手底下二百号人已按照五人一队,分散到了咸宜坊、阜财坊一带里弄巡查。
一街之隔的安福坊和大小时雍坊则是锦衣卫和昨日新来的京营人手负责。
玄武门的鼓声远远传了过来,已过了三更,众人连着几天夜巡,都有点犯困。
忽然打头的番子惊呼了一声,大伙一个激灵,连忙抬头看去,南边一支红色起花冉冉升起,“是阜财坊!”张锐赶忙吩咐道:“这里留五个人看着,剩下人跟我走。
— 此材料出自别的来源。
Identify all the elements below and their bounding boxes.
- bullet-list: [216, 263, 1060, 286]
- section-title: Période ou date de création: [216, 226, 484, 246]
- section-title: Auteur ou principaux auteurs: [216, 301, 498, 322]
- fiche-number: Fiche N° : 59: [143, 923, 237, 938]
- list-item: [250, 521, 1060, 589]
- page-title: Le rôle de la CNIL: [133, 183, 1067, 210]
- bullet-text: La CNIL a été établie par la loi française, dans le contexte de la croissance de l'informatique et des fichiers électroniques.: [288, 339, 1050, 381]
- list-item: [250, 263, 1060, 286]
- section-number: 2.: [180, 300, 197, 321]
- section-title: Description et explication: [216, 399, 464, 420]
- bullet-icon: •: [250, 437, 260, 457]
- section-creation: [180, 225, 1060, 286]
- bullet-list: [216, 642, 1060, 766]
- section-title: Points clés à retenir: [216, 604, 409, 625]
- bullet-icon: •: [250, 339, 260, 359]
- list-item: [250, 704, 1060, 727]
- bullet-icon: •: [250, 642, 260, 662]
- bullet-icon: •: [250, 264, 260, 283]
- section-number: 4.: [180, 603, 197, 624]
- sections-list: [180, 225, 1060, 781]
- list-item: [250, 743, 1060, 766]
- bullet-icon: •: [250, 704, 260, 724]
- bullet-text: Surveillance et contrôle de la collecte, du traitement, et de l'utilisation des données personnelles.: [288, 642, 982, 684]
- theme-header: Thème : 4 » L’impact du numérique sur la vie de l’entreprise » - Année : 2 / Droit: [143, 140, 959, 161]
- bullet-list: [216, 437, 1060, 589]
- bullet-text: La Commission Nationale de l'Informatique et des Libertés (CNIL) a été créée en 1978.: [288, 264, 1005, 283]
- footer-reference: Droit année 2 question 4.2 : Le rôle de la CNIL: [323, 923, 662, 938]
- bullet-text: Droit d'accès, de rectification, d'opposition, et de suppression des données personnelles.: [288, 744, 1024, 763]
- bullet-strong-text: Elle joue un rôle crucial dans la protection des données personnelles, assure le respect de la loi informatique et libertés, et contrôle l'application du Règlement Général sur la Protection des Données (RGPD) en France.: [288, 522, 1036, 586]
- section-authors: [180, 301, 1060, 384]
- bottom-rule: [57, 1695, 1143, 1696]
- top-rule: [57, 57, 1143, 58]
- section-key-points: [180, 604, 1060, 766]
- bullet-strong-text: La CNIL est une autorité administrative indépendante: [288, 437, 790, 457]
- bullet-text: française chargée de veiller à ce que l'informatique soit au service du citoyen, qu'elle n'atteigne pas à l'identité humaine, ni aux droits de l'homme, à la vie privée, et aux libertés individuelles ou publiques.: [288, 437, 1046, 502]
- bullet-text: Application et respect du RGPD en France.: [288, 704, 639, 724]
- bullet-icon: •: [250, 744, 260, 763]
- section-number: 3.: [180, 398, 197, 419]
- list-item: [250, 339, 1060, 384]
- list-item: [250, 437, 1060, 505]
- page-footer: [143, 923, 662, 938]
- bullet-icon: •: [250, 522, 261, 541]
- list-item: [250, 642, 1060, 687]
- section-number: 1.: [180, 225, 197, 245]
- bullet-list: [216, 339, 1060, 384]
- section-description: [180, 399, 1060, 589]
”说完便往南跑去。
京城里夜间不许驰马,再急的事情也只能靠两条腿。
两边不断有人手从巷子里窜出来,有自己的东厂手下,也有锦衣卫和京营的。
“都他娘的回去,看着自己的地方,不要乱跑。”张锐大声吼道。
京里起了更便开始宵禁,主要街道每隔两里便竖一道栅栏,不许人随意通过。张锐带着人穿过两处栅栏,正跑得上气不接下气,却看见前面蜡烛寺附近人影幢幢,不少人围在一起大声喧哗。
看见自家掌班跑了过来,几个番子便上前讲了原委。起花是东厂人手放的,蜡烛寺外面的棚户里出了事,死了一个讨饭的小花子。
张锐吩咐把附近值守的人叫过来问话,自己则往事发地走去。
地上仰面朝天躺着个小孩,约莫七八岁的年纪,脸上、身上有不少抓痕,喉咙被撕咬开,血流的到处都是,场面看得很是吓人。
值守的番子把附近巡警铺的火夫带过来认人,火夫说是这小孩是个哑巴,手也有残疾,不知道是哪里人,已经在蜡烛寺讨饭两年了。
负责这一片巡视的番子说是听到了打斗声和野兽的嘶吼声,就跑过来查看。过来时人就已经死了,那东西听动静是跑到街对面的武功胡同里,锦衣卫的人已经追了下去。
蜡烛寺又叫舍饭蜡烛寺,和东城的舍饭幡竿寺都是京里的慈善机构。按照顺天府的规定,贫民失了劳作能力且无人赡养的,有民籍的收养在养济院,无籍或是查不到来路的,都送到两个舍饭寺收养。
成化以后,京里流民日益增多,舍饭寺里收不下太多人,后来的人只好依托舍饭寺搭起了窝棚,平日里靠着寺里施粥和周边人家的施舍度日。
张锐蹲下身仔细看了下那小孩身上的伤口。抓痕深可见骨,两边的皮肉都翻了出来,可见那东西劲儿不小。喉咙伤口处的牙印很是尖锐,看得张锐后背发凉。
小乞丐身上衣服破破烂烂没几块好布,看样式也是寺里和尚的僧衣改的,腰上挂了块木牌子却挺新。张锐以为是舍饭寺的凭记,拿到手上一看,上面居然刻的是个八卦。
张锐觉得蹊跷,便凑到火把下面仔细瞧了瞧。牌子半个巴掌大,刻工很是粗糙,像是刚刻好不久,还有股木头的香味,闻着像是香樟木的味道。
刚把牌子揣到怀里,锦衣卫的巡街校尉走了过来,“日他娘的,这东西跑得太快了,在巷子里左转右转,两下就看不见影儿了,明日咱们怕是要吃挂落了。”
张锐直起身,往西边看了看,再过俩胡同就是三法司衙门所在。今夜死了人,还离法司衙门这么近,搞不好自己要挨板子了。